Some political observers have warned for years that the state’s frayed social safety net is transforming the Great Lakes State into “Michissippi.”
The latest Kids Count report gives credence to that critique as Michigan slips down toward the same levels as the poor Southern states. 
The story below, published in today’s Oakland Press and Macomb Daily, offers disturbing stats that demonstrate why kids today are not doing very well — in many, many ways.
The number of children in poverty jumped 39 percent from 1990-2012 in Michigan, a nationwide kids’ well-being advocacy report shows.
And among southeastern Michigan counties, Oakland ranks the lowest in the rate of child poverty as of 2012, with 14.3 percent. Macomb County has 17.9 percent of children living in poverty, while Wayne has 38.9 percent and Washtenaw has 15.4 percent.
Michigan is ranked 32nd among the 50 states in the overall well-being of children, according to The Annie E. Casey Foundation — a Baltimore, Md.-based philanthropy group that puts out the annual Kids Count report with the Michigan League for Public Policy, or MLPP.
The state’s overall ranking is down one slot from last year, said Judy Putnam, communications director for the MLPP. It is also in the bottom quarter in the nation for education in 38th, with 69 percent of fourth graders not proficient readers in 2013, worsening from 68 percent in 2005.

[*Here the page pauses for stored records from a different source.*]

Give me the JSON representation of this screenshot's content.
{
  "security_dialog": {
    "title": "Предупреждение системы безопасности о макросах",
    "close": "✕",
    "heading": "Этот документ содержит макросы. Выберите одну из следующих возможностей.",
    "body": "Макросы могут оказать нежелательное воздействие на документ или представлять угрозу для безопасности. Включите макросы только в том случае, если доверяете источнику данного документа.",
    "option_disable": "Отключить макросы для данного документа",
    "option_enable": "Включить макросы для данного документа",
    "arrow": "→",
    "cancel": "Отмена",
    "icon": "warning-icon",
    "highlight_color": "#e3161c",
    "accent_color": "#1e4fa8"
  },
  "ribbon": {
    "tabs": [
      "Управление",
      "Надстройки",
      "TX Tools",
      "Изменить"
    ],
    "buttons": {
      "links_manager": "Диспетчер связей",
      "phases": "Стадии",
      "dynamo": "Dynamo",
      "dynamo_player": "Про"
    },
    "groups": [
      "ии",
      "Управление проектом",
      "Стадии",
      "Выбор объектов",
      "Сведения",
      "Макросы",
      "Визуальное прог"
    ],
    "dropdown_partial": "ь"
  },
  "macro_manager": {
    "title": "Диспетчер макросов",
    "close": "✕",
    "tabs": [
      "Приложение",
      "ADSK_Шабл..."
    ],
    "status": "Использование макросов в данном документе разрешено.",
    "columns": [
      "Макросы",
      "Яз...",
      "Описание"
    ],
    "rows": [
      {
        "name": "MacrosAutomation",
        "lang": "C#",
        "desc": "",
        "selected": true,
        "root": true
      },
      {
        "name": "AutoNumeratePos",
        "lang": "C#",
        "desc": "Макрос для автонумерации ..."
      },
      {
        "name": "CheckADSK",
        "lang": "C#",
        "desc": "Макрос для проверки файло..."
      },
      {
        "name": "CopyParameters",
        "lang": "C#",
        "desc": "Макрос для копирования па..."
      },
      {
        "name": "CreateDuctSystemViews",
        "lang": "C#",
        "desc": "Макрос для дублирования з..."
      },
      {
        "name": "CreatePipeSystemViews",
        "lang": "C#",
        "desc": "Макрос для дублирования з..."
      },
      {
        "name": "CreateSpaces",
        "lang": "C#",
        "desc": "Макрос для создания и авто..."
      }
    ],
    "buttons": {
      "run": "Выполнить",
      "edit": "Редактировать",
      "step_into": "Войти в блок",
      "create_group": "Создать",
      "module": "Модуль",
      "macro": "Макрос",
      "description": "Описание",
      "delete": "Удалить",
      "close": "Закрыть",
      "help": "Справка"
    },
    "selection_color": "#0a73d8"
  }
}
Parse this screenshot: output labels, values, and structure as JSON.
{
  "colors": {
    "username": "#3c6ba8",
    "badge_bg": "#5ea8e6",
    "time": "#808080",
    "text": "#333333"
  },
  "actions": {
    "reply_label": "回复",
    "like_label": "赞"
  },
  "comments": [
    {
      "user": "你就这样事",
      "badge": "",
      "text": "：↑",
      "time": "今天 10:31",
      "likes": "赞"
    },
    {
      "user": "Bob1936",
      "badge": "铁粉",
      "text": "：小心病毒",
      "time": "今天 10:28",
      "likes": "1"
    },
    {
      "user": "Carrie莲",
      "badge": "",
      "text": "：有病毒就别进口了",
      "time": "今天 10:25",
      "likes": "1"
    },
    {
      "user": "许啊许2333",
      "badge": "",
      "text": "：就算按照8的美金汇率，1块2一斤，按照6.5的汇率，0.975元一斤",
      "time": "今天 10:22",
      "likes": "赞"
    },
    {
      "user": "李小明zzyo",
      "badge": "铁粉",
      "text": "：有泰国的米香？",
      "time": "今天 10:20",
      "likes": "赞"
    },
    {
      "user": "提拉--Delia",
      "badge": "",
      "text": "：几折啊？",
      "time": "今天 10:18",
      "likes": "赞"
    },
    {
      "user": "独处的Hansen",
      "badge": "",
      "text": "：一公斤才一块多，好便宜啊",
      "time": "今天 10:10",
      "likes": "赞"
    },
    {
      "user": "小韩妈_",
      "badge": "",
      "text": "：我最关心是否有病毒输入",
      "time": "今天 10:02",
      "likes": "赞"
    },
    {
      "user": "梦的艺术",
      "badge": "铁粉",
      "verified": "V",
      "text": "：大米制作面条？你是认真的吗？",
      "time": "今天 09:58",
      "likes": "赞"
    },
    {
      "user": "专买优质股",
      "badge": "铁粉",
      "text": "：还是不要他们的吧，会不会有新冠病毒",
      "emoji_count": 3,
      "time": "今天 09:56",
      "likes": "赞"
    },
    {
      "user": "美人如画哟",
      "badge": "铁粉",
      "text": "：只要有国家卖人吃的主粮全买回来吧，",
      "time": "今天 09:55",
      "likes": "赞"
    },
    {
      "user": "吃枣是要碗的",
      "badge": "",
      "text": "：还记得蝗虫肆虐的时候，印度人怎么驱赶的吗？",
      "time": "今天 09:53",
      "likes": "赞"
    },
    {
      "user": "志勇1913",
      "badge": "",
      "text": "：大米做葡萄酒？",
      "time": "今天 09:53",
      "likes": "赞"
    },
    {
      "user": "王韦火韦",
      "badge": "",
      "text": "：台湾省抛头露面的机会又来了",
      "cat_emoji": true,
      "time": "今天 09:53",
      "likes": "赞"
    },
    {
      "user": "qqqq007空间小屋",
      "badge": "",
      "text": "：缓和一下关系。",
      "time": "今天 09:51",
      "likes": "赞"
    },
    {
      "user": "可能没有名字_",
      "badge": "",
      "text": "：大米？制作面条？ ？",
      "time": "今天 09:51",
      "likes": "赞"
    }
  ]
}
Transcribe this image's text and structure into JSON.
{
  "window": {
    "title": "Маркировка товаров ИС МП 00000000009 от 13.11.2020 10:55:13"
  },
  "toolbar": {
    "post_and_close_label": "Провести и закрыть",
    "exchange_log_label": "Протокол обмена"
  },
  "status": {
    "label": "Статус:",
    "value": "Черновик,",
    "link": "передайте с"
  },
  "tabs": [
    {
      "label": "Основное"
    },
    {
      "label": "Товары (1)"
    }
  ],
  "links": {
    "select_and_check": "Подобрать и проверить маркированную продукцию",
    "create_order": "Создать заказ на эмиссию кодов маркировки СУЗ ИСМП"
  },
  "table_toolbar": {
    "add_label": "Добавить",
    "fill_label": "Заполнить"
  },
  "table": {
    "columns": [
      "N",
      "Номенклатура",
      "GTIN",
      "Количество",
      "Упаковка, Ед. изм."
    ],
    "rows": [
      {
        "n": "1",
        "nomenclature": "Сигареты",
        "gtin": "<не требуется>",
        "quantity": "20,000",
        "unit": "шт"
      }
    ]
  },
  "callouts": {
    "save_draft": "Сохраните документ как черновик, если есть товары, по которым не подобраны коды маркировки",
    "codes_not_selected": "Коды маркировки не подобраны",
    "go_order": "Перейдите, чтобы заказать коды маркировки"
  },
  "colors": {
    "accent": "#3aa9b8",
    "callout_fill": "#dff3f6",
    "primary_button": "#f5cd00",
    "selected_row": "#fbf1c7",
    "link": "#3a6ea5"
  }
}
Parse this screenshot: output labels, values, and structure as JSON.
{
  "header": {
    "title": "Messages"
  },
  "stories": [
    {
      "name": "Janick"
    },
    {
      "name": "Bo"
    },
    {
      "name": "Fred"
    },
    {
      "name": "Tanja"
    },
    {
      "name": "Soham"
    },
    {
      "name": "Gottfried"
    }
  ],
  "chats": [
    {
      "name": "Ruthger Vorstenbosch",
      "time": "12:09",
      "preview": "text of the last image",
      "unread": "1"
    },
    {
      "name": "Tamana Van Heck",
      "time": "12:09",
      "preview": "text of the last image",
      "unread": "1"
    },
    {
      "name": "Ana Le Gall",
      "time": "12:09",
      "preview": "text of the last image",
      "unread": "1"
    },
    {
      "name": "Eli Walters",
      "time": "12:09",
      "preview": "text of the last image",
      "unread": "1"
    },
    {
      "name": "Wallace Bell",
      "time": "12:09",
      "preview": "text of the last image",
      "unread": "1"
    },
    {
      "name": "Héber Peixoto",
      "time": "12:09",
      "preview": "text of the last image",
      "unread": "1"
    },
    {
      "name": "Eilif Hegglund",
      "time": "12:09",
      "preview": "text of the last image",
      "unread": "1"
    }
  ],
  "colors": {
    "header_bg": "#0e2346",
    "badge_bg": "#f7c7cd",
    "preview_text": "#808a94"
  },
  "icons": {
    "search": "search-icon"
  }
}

“We’re moving in the wrong direction, and what’s more troubling is that when you look at our Great Lakes neighbors, we’re not doing well,” said Putnam. “This puts us in the bottom quarter in the U.S. for education.”
In 2013, 22.7 percent of fourth graders in Oakland County were not performing up to their reading level, compared to 40.9 percent who weren’t reading well in Wayne County, 29.5 percent in Macomb and 22.8 percent in Washtenaw.
The study, which ranks 16 indicators of well-being in four categories — economic well-being, education, health and family and community — showed that along with children living in poverty, the percentage of children living in high-poverty areas went from 13 percent in 1990 to 16 in 2008-2012.